Выбери любимый жанр

Жуткая память великого Мерридью - Роберсон Крис - Страница 5


Перейти на страницу:
Изменить размер шрифта:

5

Холмс не отставал с вопросами, и Мерридью сообщил, что в последние недели Стюарт казался неуравновешенным. Стюарт изобрел систему сигналов для общения подельников, и они не должны были видеться без острой нужды.

В верхнем этаже здания, где они встречались, имелось окно, выходившее на север и завешенное шторами — черной и красной. Если задернута черная штора, Мерридью должен подняться и войти: Стюарт ждет его. Если красная, то следует держаться подальше и не входить ни в коем случае.

— Красная штора, — изрек Мерридью, когда мы ступили на тротуар. — Вход запрещен.

— Идемте, Мерридью. — Холмс ухватил его за локоть и увлек к двери. — Судя по сигналу, мистер Стюарт дома, и нам не терпится с ним увидеться.

Когда мы поднялись, в едва освещенном сумраке я ощутил сильный запах моющего средства и щелока, накладывавшийся на нечто еще более едкое и вонючее. Из-за хлипкой деревянной двери на лестничную площадку проникали слабые стоны, что-то среднее между плачем ребенка и мяуканьем тонущей кошки.

— Красная штора, входить нельзя, — повторил Мерридью, явно потрясенный.

— Вы же бывали здесь. — Я почувствовал непреодолимое желание приободрить его. — Чего же бояться?

Мерридью замотал головой и жалобно взглянул на меня.
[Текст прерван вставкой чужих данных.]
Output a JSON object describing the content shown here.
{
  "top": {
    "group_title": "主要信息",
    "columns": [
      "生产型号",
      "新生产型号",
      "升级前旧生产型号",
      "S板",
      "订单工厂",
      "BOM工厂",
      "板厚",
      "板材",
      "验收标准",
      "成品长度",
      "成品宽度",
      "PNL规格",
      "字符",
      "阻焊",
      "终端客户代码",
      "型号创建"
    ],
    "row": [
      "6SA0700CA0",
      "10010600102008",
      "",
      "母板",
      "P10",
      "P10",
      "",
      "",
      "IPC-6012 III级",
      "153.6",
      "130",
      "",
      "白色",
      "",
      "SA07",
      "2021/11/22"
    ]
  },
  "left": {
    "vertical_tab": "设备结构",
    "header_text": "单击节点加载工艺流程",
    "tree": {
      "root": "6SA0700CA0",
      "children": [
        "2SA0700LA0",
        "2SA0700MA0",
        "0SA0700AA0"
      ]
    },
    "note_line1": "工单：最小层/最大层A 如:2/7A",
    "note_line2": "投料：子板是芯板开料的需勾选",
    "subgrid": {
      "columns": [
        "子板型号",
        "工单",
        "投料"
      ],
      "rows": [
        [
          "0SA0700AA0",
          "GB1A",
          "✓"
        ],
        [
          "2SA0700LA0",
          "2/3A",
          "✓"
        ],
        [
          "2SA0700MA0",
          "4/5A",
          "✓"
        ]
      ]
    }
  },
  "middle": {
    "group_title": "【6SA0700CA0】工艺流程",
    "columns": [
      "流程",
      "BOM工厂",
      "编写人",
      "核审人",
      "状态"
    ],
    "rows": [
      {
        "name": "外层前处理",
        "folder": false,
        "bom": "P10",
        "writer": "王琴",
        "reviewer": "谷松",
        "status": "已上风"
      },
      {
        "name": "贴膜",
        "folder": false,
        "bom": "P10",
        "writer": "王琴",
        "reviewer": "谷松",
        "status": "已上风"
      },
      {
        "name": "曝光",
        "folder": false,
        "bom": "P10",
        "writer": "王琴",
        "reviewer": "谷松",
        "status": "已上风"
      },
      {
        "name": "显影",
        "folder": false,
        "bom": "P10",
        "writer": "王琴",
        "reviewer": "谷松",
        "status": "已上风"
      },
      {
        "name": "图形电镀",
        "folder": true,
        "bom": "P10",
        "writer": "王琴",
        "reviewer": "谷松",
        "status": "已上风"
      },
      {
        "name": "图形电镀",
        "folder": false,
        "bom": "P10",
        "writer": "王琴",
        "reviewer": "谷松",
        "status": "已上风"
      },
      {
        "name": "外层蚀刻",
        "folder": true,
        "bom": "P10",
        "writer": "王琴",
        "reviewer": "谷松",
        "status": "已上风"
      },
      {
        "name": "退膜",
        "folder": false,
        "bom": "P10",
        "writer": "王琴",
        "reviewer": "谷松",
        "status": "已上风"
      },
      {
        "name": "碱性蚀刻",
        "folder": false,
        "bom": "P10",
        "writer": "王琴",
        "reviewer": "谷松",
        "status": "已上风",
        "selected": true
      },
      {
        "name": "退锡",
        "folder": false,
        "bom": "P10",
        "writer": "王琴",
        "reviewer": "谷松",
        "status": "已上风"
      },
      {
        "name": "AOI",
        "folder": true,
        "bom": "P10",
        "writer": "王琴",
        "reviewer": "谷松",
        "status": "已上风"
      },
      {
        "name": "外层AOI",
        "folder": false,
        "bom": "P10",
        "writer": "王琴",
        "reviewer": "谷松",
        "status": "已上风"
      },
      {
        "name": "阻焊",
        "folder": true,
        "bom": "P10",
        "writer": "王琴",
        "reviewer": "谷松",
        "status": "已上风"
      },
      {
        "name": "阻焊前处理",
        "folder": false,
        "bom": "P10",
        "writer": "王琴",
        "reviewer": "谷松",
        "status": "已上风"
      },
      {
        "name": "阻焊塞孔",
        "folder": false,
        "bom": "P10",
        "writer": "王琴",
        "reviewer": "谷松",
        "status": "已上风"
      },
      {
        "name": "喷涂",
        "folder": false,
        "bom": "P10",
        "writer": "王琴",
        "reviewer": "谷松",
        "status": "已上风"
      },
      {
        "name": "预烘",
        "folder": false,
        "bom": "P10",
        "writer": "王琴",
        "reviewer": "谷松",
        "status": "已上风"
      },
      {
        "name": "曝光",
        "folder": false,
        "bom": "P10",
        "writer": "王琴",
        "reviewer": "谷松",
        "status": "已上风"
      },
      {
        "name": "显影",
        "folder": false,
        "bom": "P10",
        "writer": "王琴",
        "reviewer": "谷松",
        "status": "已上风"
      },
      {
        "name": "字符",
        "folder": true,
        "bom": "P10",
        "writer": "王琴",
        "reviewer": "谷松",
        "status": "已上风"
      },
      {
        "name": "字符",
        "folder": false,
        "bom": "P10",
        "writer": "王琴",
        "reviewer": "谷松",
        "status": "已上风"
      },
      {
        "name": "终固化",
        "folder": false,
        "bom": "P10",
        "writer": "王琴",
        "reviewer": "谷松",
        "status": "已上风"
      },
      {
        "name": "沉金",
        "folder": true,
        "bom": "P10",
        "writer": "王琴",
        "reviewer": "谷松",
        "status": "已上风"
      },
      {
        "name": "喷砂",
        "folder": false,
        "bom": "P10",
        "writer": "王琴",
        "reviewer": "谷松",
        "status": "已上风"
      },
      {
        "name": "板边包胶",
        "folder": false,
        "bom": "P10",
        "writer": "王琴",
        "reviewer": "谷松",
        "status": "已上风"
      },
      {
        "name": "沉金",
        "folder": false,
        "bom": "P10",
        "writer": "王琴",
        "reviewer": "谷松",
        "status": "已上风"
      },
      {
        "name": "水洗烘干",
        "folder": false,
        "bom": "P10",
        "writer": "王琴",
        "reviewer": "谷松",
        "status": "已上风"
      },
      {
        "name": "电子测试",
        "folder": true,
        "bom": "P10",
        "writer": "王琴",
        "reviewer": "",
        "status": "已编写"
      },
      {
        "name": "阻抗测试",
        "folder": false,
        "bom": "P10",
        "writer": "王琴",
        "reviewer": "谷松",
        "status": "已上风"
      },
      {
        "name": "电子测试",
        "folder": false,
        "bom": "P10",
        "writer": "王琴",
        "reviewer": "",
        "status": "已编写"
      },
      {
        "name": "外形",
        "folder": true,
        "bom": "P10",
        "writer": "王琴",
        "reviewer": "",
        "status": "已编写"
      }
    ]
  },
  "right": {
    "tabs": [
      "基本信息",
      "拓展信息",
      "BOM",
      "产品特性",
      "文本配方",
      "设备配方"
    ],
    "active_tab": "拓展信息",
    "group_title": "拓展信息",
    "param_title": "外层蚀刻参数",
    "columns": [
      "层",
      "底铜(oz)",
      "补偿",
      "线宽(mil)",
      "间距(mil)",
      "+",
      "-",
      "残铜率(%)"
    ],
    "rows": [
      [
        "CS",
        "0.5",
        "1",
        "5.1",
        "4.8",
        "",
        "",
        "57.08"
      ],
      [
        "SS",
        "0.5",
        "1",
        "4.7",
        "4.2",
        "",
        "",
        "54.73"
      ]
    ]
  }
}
— Раньше, когда я приходил, здесь всегда было убрано. А сейчас, думаю, еще грязно.

— Хватит пороть чушь. — Лестрейд выдвинулся вперед и заколотил в дверь. — Именем ее величества, откройте! — Он ударил снова, громче. — Вам же будет хуже, если не подчинитесь!

Стоны за дверью зазвучали иначе, и я услышал топот ног по дереву, будто кто-то пытался удрать. Но квартира занимала весь этаж узкого здания, и выйти можно было только в окно.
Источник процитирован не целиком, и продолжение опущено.